Look For the Workaround
About six years ago, I was working for a dot com in Northern California. The company was in the process of building an online community and there were constant challenges--where parts of the system didn't work at they were planned to work. The computer programmers were always telling us to use a "workaround." If you've never heard of this term, it's a way to accomplish the task. Often it's not perfect and at times it's messy with additional steps or bends, yet the result happens. You get the job done.
This week I created a work around for my Amazon Short, Straight Talk from the Editor, 18 Keys to a Rejection-Proof Submission. I've heard from several writers outside of the United States about their desire to purchase Straight Talk but they can't do it. The Amazon Shorts are only available to customers in the United States. I've written my Amazon contact and learned they have plans to expand to other parts of the world but at the moment are limited to the U.S.
A writer in Canada approached me because she wanted to purchase 20 copies of Straight Talk and give them to various members of her writers group. It's a great idea yet how could it happen? Yes, I have the PDF on my computer and could have sent it to her. No one would have known but it would have been in violation of my contractual relationship with Amazon.com. From each sale, Amazon gets part of the funds and I get part of the funds. I know it's 49 cents for the Amazon Short so we are not talking about a lot of money.

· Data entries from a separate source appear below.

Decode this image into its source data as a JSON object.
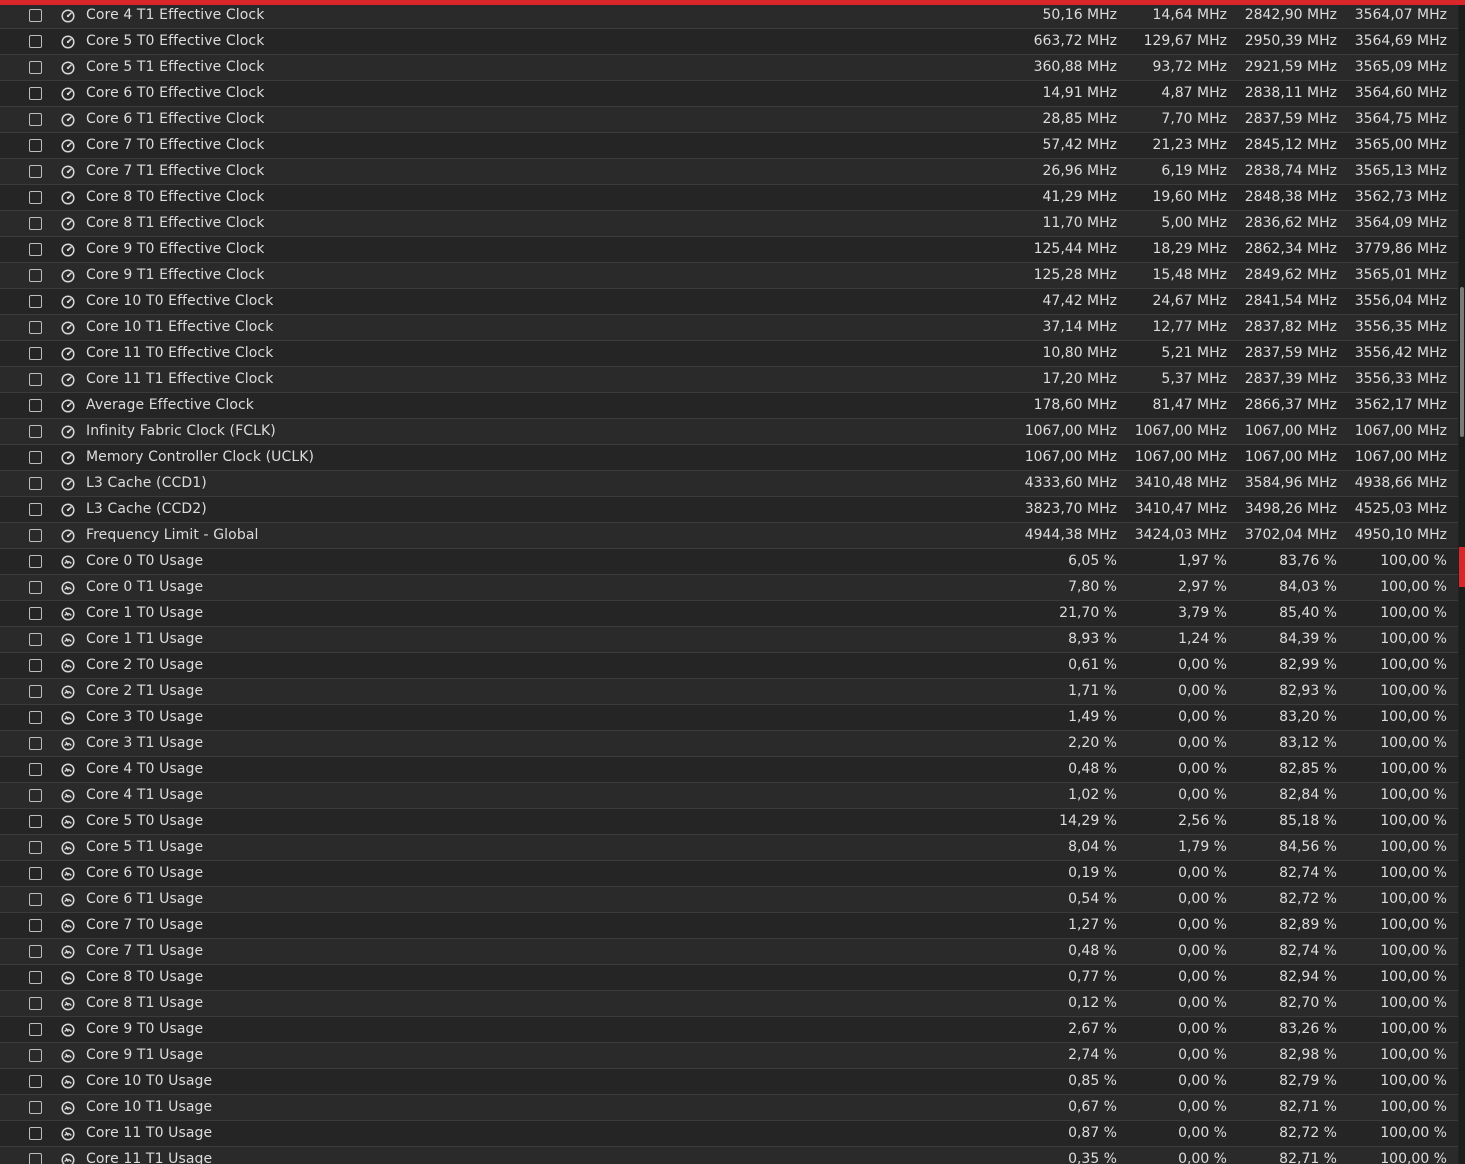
{
  "accent_color": "#d9262b",
  "icons": {
    "clock": "gauge-icon",
    "usage": "usage-meter-icon"
  },
  "rows": [
    {
      "label": "Core 4 T1 Effective Clock",
      "icon": "clock",
      "current": "50,16 MHz",
      "min": "14,64 MHz",
      "max": "2842,90 MHz",
      "avg": "3564,07 MHz"
    },
    {
      "label": "Core 5 T0 Effective Clock",
      "icon": "clock",
      "current": "663,72 MHz",
      "min": "129,67 MHz",
      "max": "2950,39 MHz",
      "avg": "3564,69 MHz"
    },
    {
      "label": "Core 5 T1 Effective Clock",
      "icon": "clock",
      "current": "360,88 MHz",
      "min": "93,72 MHz",
      "max": "2921,59 MHz",
      "avg": "3565,09 MHz"
    },
    {
      "label": "Core 6 T0 Effective Clock",
      "icon": "clock",
      "current": "14,91 MHz",
      "min": "4,87 MHz",
      "max": "2838,11 MHz",
      "avg": "3564,60 MHz"
    },
    {
      "label": "Core 6 T1 Effective Clock",
      "icon": "clock",
      "current": "28,85 MHz",
      "min": "7,70 MHz",
      "max": "2837,59 MHz",
      "avg": "3564,75 MHz"
    },
    {
      "label": "Core 7 T0 Effective Clock",
      "icon": "clock",
      "current": "57,42 MHz",
      "min": "21,23 MHz",
      "max": "2845,12 MHz",
      "avg": "3565,00 MHz"
    },
    {
      "label": "Core 7 T1 Effective Clock",
      "icon": "clock",
      "current": "26,96 MHz",
      "min": "6,19 MHz",
      "max": "2838,74 MHz",
      "avg": "3565,13 MHz"
    },
    {
      "label": "Core 8 T0 Effective Clock",
      "icon": "clock",
      "current": "41,29 MHz",
      "min": "19,60 MHz",
      "max": "2848,38 MHz",
      "avg": "3562,73 MHz"
    },
    {
      "label": "Core 8 T1 Effective Clock",
      "icon": "clock",
      "current": "11,70 MHz",
      "min": "5,00 MHz",
      "max": "2836,62 MHz",
      "avg": "3564,09 MHz"
    },
    {
      "label": "Core 9 T0 Effective Clock",
      "icon": "clock",
      "current": "125,44 MHz",
      "min": "18,29 MHz",
      "max": "2862,34 MHz",
      "avg": "3779,86 MHz"
    },
    {
      "label": "Core 9 T1 Effective Clock",
      "icon": "clock",
      "current": "125,28 MHz",
      "min": "15,48 MHz",
      "max": "2849,62 MHz",
      "avg": "3565,01 MHz"
    },
    {
      "label": "Core 10 T0 Effective Clock",
      "icon": "clock",
      "current": "47,42 MHz",
      "min": "24,67 MHz",
      "max": "2841,54 MHz",
      "avg": "3556,04 MHz"
    },
    {
      "label": "Core 10 T1 Effective Clock",
      "icon": "clock",
      "current": "37,14 MHz",
      "min": "12,77 MHz",
      "max": "2837,82 MHz",
      "avg": "3556,35 MHz"
    },
    {
      "label": "Core 11 T0 Effective Clock",
      "icon": "clock",
      "current": "10,80 MHz",
      "min": "5,21 MHz",
      "max": "2837,59 MHz",
      "avg": "3556,42 MHz"
    },
    {
      "label": "Core 11 T1 Effective Clock",
      "icon": "clock",
      "current": "17,20 MHz",
      "min": "5,37 MHz",
      "max": "2837,39 MHz",
      "avg": "3556,33 MHz"
    },
    {
      "label": "Average Effective Clock",
      "icon": "clock",
      "current": "178,60 MHz",
      "min": "81,47 MHz",
      "max": "2866,37 MHz",
      "avg": "3562,17 MHz"
    },
    {
      "label": "Infinity Fabric Clock (FCLK)",
      "icon": "clock",
      "current": "1067,00 MHz",
      "min": "1067,00 MHz",
      "max": "1067,00 MHz",
      "avg": "1067,00 MHz"
    },
    {
      "label": "Memory Controller Clock (UCLK)",
      "icon": "clock",
      "current": "1067,00 MHz",
      "min": "1067,00 MHz",
      "max": "1067,00 MHz",
      "avg": "1067,00 MHz"
    },
    {
      "label": "L3 Cache (CCD1)",
      "icon": "clock",
      "current": "4333,60 MHz",
      "min": "3410,48 MHz",
      "max": "3584,96 MHz",
      "avg": "4938,66 MHz"
    },
    {
      "label": "L3 Cache (CCD2)",
      "icon": "clock",
      "current": "3823,70 MHz",
      "min": "3410,47 MHz",
      "max": "3498,26 MHz",
      "avg": "4525,03 MHz"
    },
    {
      "label": "Frequency Limit - Global",
      "icon": "clock",
      "current": "4944,38 MHz",
      "min": "3424,03 MHz",
      "max": "3702,04 MHz",
      "avg": "4950,10 MHz"
    },
    {
      "label": "Core 0 T0 Usage",
      "icon": "usage",
      "current": "6,05 %",
      "min": "1,97 %",
      "max": "83,76 %",
      "avg": "100,00 %"
    },
    {
      "label": "Core 0 T1 Usage",
      "icon": "usage",
      "current": "7,80 %",
      "min": "2,97 %",
      "max": "84,03 %",
      "avg": "100,00 %"
    },
    {
      "label": "Core 1 T0 Usage",
      "icon": "usage",
      "current": "21,70 %",
      "min": "3,79 %",
      "max": "85,40 %",
      "avg": "100,00 %"
    },
    {
      "label": "Core 1 T1 Usage",
      "icon": "usage",
      "current": "8,93 %",
      "min": "1,24 %",
      "max": "84,39 %",
      "avg": "100,00 %"
    },
    {
      "label": "Core 2 T0 Usage",
      "icon": "usage",
      "current": "0,61 %",
      "min": "0,00 %",
      "max": "82,99 %",
      "avg": "100,00 %"
    },
    {
      "label": "Core 2 T1 Usage",
      "icon": "usage",
      "current": "1,71 %",
      "min": "0,00 %",
      "max": "82,93 %",
      "avg": "100,00 %"
    },
    {
      "label": "Core 3 T0 Usage",
      "icon": "usage",
      "current": "1,49 %",
      "min": "0,00 %",
      "max": "83,20 %",
      "avg": "100,00 %"
    },
    {
      "label": "Core 3 T1 Usage",
      "icon": "usage",
      "current": "2,20 %",
      "min": "0,00 %",
      "max": "83,12 %",
      "avg": "100,00 %"
    },
    {
      "label": "Core 4 T0 Usage",
      "icon": "usage",
      "current": "0,48 %",
      "min": "0,00 %",
      "max": "82,85 %",
      "avg": "100,00 %"
    },
    {
      "label": "Core 4 T1 Usage",
      "icon": "usage",
      "current": "1,02 %",
      "min": "0,00 %",
      "max": "82,84 %",
      "avg": "100,00 %"
    },
    {
      "label": "Core 5 T0 Usage",
      "icon": "usage",
      "current": "14,29 %",
      "min": "2,56 %",
      "max": "85,18 %",
      "avg": "100,00 %"
    },
    {
      "label": "Core 5 T1 Usage",
      "icon": "usage",
      "current": "8,04 %",
      "min": "1,79 %",
      "max": "84,56 %",
      "avg": "100,00 %"
    },
    {
      "label": "Core 6 T0 Usage",
      "icon": "usage",
      "current": "0,19 %",
      "min": "0,00 %",
      "max": "82,74 %",
      "avg": "100,00 %"
    },
    {
      "label": "Core 6 T1 Usage",
      "icon": "usage",
      "current": "0,54 %",
      "min": "0,00 %",
      "max": "82,72 %",
      "avg": "100,00 %"
    },
    {
      "label": "Core 7 T0 Usage",
      "icon": "usage",
      "current": "1,27 %",
      "min": "0,00 %",
      "max": "82,89 %",
      "avg": "100,00 %"
    },
    {
      "label": "Core 7 T1 Usage",
      "icon": "usage",
      "current": "0,48 %",
      "min": "0,00 %",
      "max": "82,74 %",
      "avg": "100,00 %"
    },
    {
      "label": "Core 8 T0 Usage",
      "icon": "usage",
      "current": "0,77 %",
      "min": "0,00 %",
      "max": "82,94 %",
      "avg": "100,00 %"
    },
    {
      "label": "Core 8 T1 Usage",
      "icon": "usage",
      "current": "0,12 %",
      "min": "0,00 %",
      "max": "82,70 %",
      "avg": "100,00 %"
    },
    {
      "label": "Core 9 T0 Usage",
      "icon": "usage",
      "current": "2,67 %",
      "min": "0,00 %",
      "max": "83,26 %",
      "avg": "100,00 %"
    },
    {
      "label": "Core 9 T1 Usage",
      "icon": "usage",
      "current": "2,74 %",
      "min": "0,00 %",
      "max": "82,98 %",
      "avg": "100,00 %"
    },
    {
      "label": "Core 10 T0 Usage",
      "icon": "usage",
      "current": "0,85 %",
      "min": "0,00 %",
      "max": "82,79 %",
      "avg": "100,00 %"
    },
    {
      "label": "Core 10 T1 Usage",
      "icon": "usage",
      "current": "0,67 %",
      "min": "0,00 %",
      "max": "82,71 %",
      "avg": "100,00 %"
    },
    {
      "label": "Core 11 T0 Usage",
      "icon": "usage",
      "current": "0,87 %",
      "min": "0,00 %",
      "max": "82,72 %",
      "avg": "100,00 %"
    },
    {
      "label": "Core 11 T1 Usage",
      "icon": "usage",
      "current": "0,35 %",
      "min": "0,00 %",
      "max": "82,71 %",
      "avg": "100,00 %"
    }
  ]
}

Here's my work around for this situation. The Canadian writer sent me the funds to cover the Amazon Shorts to paypal. She also included a bit extra because paypal charges a fee for the transfer of money. I didn't want to lose money on this workaround. After I received the notification of the funds from paypal, I bought, then downloaded 20 copies of Straight Talk. I numbered each download so it was a distinct copy, attached the files to an email and sent them to the Canadian writer. I explained the files were exactly the same but for the accountability each one was different. From this solution, the writer received her 20 copies and I worked it out that Amazon received their portion of the earnings. Yes, I went through a bit of downloading and attaching to make it happen but it didn't take me much time and it was properly handled.

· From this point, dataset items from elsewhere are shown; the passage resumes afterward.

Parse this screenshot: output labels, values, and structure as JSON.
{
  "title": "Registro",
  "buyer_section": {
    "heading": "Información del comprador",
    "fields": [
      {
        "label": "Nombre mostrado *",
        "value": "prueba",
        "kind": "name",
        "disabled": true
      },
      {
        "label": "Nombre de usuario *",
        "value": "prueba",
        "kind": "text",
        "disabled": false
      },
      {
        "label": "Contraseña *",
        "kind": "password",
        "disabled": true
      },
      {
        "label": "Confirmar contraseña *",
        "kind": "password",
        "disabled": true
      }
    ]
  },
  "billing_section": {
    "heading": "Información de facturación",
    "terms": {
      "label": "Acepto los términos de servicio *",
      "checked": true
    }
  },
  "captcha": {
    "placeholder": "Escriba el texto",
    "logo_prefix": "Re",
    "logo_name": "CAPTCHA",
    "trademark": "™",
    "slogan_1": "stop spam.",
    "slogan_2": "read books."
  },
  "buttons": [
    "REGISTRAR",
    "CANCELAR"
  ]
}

I could have written this writer and said, "Sorry, I'm unable to help because of Amazon’s restrictions." Instead I thought about it creatively and worked out a solution where the writer received her 20 copies and Amazon received their payment. Admittedly my sales numbers for Straight Talk will be a bit whacked for an hour or so but that's the least of my concerns.
I've written about this workaround because it illustrates the types of challenges that confront us every day in the publishing world. Many roadblocks occur on the way to publication--whether it is in the magazine world or the book world. When you face the roadblock (and you will face them), you can choose to quit and give up. Or you can look for the work around and persevere through the challenge.

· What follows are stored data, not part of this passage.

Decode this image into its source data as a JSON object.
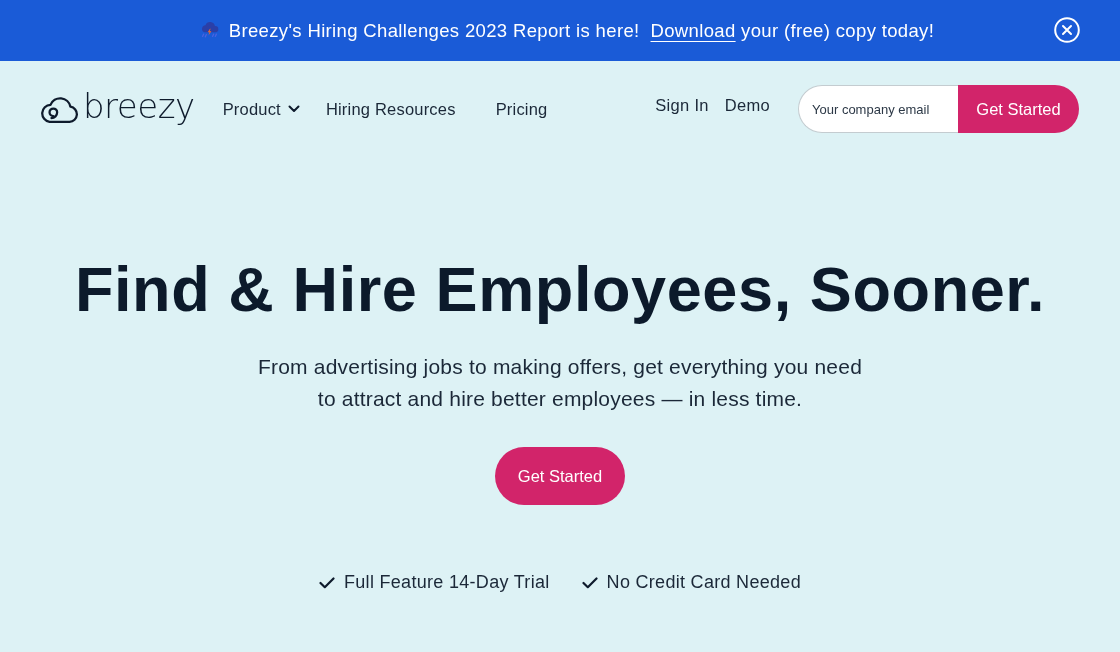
{
  "banner": {
    "text_before": "Breezy's Hiring Challenges 2023 Report is here!",
    "link": "Download",
    "text_after": "your (free) copy today!"
  },
  "nav": {
    "logo": "breezy",
    "items": [
      {
        "label": "Product",
        "kind": "dropdown"
      },
      {
        "label": "Hiring Resources",
        "kind": "link"
      },
      {
        "label": "Pricing",
        "kind": "link"
      }
    ],
    "account_links": [
      "Sign In",
      "Demo"
    ],
    "signup": {
      "placeholder": "Your company email",
      "button": "Get Started"
    }
  },
  "hero": {
    "title": "Find & Hire Employees, Sooner.",
    "subtitle": "From advertising jobs to making offers, get everything you need to attract and hire better employees — in less time.",
    "button": "Get Started",
    "features": [
      "Full Feature 14-Day Trial",
      "No Credit Card Needed"
    ]
  }
}
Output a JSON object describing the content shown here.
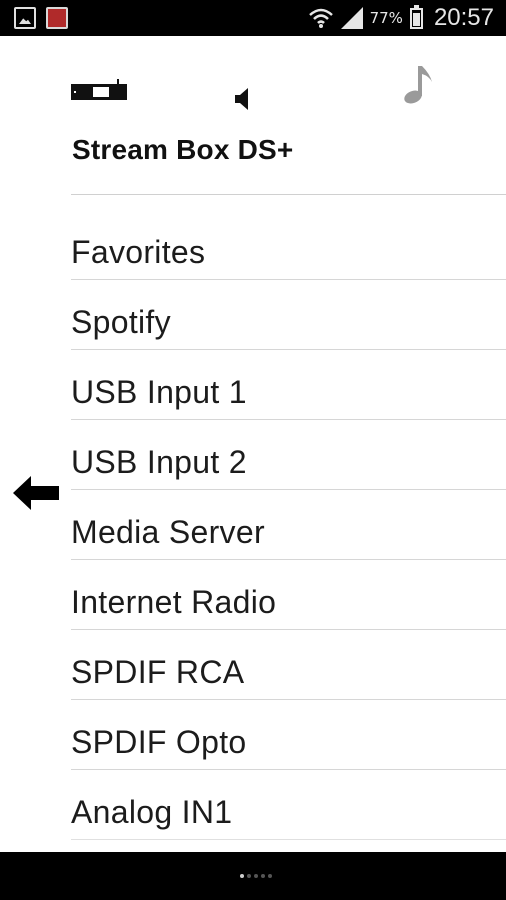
{
  "status_bar": {
    "battery_percent": "77%",
    "time": "20:57",
    "icons": [
      "gallery-icon",
      "app-icon",
      "wifi-icon",
      "signal-icon",
      "battery-icon"
    ]
  },
  "header": {
    "title": "Stream Box DS+",
    "icons": [
      "device-icon",
      "speaker-icon",
      "music-note-icon"
    ]
  },
  "sources": [
    {
      "label": "Favorites"
    },
    {
      "label": "Spotify"
    },
    {
      "label": "USB Input 1"
    },
    {
      "label": "USB Input 2"
    },
    {
      "label": "Media Server"
    },
    {
      "label": "Internet Radio"
    },
    {
      "label": "SPDIF RCA"
    },
    {
      "label": "SPDIF Opto"
    },
    {
      "label": "Analog IN1"
    }
  ],
  "navigation": {
    "back_icon": "back-arrow-icon",
    "page_count": 5,
    "active_page": 1
  },
  "colors": {
    "status_bar": "#000000",
    "background": "#ffffff",
    "text": "#1c1c1c",
    "divider": "#d6d6d6",
    "music_note": "#9a9a9a"
  }
}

It's easy to give up, stick the manuscript back in your drawer and not look at it for possible reshaping then send it back into the market. One of my friends, Kelly James-Enger, calls rejections "bongs" and determines to get a "bong" back out into the marketplace within 48 hours. Kelly has an excellent book, Six-Figure Freelancing. I admire her persistence in this area. Can you follow her strategy with your own submissions?
When the problems of publishing come your direction, don't let them discourage you. Look for the workaround. You can usually find one.